Langsam gewinnen sie wieder an Bedeutung, die Vorbilder des sozialen Wohnbaus: Die kommunalen Wohnbauten des sogenannten "Roten Wien", die nachhaltigen Zeichen der Wohnbau-Aktivitäten der Sozialdemokratischen Arbeiterpartei Deutschösterreichs in der Zeit von 1918 bis 1934. Diese Groß-Wohnbauten entstanden in den 20er- und 30er-Jahren und sollten auch für die ärmere Bevölkerung für Wohnqualität sorgen – Gesundheit und Bildung standen im Vordergrund der Reformbemühungen.

Einer der größten Wohnbauten der Leopoldstadt war der sechsstöckige "Lassalle-Hof" mit 290 Wohnungen. Der "Lassalle-Hof" war einer der 19 Wohnbauten, die im 2. Bezirk errichtet wurden. Architekt Karl Krist gewann zwar den 1923 ausgeschriebenen Architekturwettbewerb für die Wohnhausanlage, den Zuschlag erhielten jedoch die Zweitplatzierten, die Architektengemeinschaft Hubert Gessner, Hans Paar, Fritz Waage und Friedrich Schlossberg. Der Grund für diese Entscheidung ist nicht dokumentiert.

Der Bau der Wohnhausanlage mit Wohnturm in der Lassallestraße 40 wurde im Mai 1924 begonnen, bereits 1925, also ein Jahr vor der Eröffnung, stand der Name für die Wohnhausanlage fest: "Lassalle-Hof", nach Ferdinand Lassalle, dem Begründer der deutschen Sozialdemokratie und Arbeiterbewegung. Wiens Bürgermeister Karl Seitz eröffnete den neuen Wohnbau persönlich, am 3. Oktober 1926. Die repräsentative Straßenfront zur Lassallestraße ist mehrfach zurückgestuft, auffällige architektonische Details sind u. a. Erker, Blendarkaden, Rundbögen und die Steinvasen im zentralen Innenhof.

Die Gesamtfläche des Lassalle-Hofes beträgt 6.720 Quadratmeter, knapp 60 Prozent davon sind verbaut. Im "Lassalle-Hof" gab es wie bei den meisten, größeren sozialen Wohnbauten üblich, Geschäftslokale, einen Kindergarten, eine Mutterberatungsstelle und eine Bibliothek. Im obersten Stock des achtstöckigen Wohnturms war ein Unterrichtsheim und das Fotoatelier der österreichischen Naturfreunde untergebracht. Ein Detail ist dabei interessant: Der Künstler Mario Petrucci wurde mit einem Lassalle-Denkmal beauftragt – der Stadtregierung war dieses dann jedoch zu monumental – so wurde es letztlich im "Winarsky-Hof" im 20. Bezirk errichtet.

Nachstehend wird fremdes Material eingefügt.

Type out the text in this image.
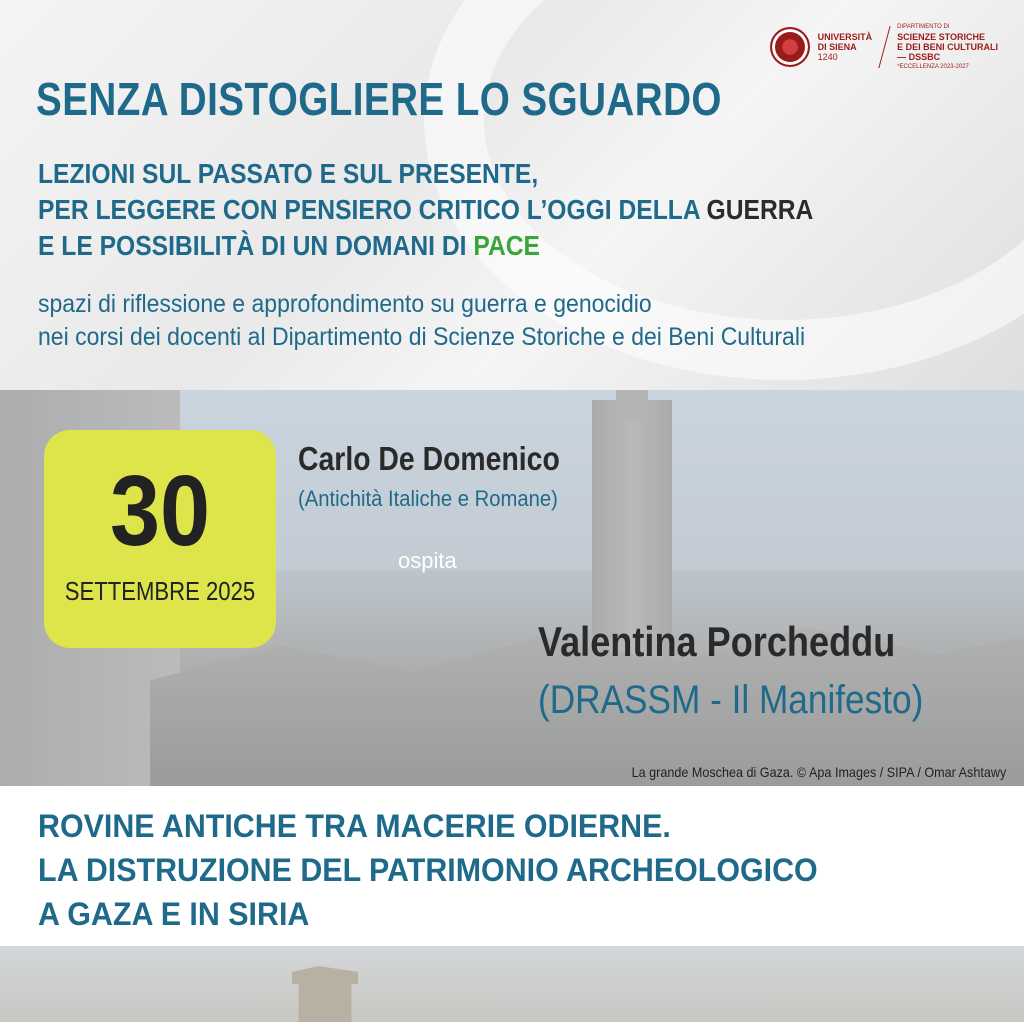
UNIVERSITÀ
DI SIENA
1240
DIPARTIMENTO DI
SCIENZE STORICHE
E DEI BENI CULTURALI
— DSSBC
*ECCELLENZA 2023-2027
SENZA DISTOGLIERE LO SGUARDO
LEZIONI SUL PASSATO E SUL PRESENTE,
PER LEGGERE CON PENSIERO CRITICO L’OGGI DELLA GUERRA
E LE POSSIBILITÀ DI UN DOMANI DI PACE
spazi di riflessione e approfondimento su guerra e genocidio
nei corsi dei docenti al Dipartimento di Scienze Storiche e dei Beni Culturali
30
SETTEMBRE 2025
Carlo De Domenico
(Antichità Italiche e Romane)
ospita
Valentina Porcheddu
(DRASSM - Il Manifesto)
La grande Moschea di Gaza. © Apa Images / SIPA / Omar Ashtawy
ROVINE ANTICHE TRA MACERIE ODIERNE.
LA DISTRUZIONE DEL PATRIMONIO ARCHEOLOGICO
A GAZA E IN SIRIA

Erst nach dem "Lassalle-Hof" wurde der "Karl-Marx-Hof", mit über 1.300 Wohnungen, im 19. Bezirk errichtet – der mit 1,1 Kilometer Länge übrigens der längste, zusammenhängende Wohnbau der Welt ist.

Der markante Wohnturm des "Lassalle-Hofes" wurde im Zweiten Weltkrieg zerstört, 1949 jedoch wiederaufgebaut. In den 90er-Jahren wurde die mittlerweile denkmalgeschützte Wohnhausanlage komplett saniert und einige Wohnungen zusammengelegt – heute gibt es 269 Wohnungen, direkt an der U-Bahnstation Vorgartenstraße.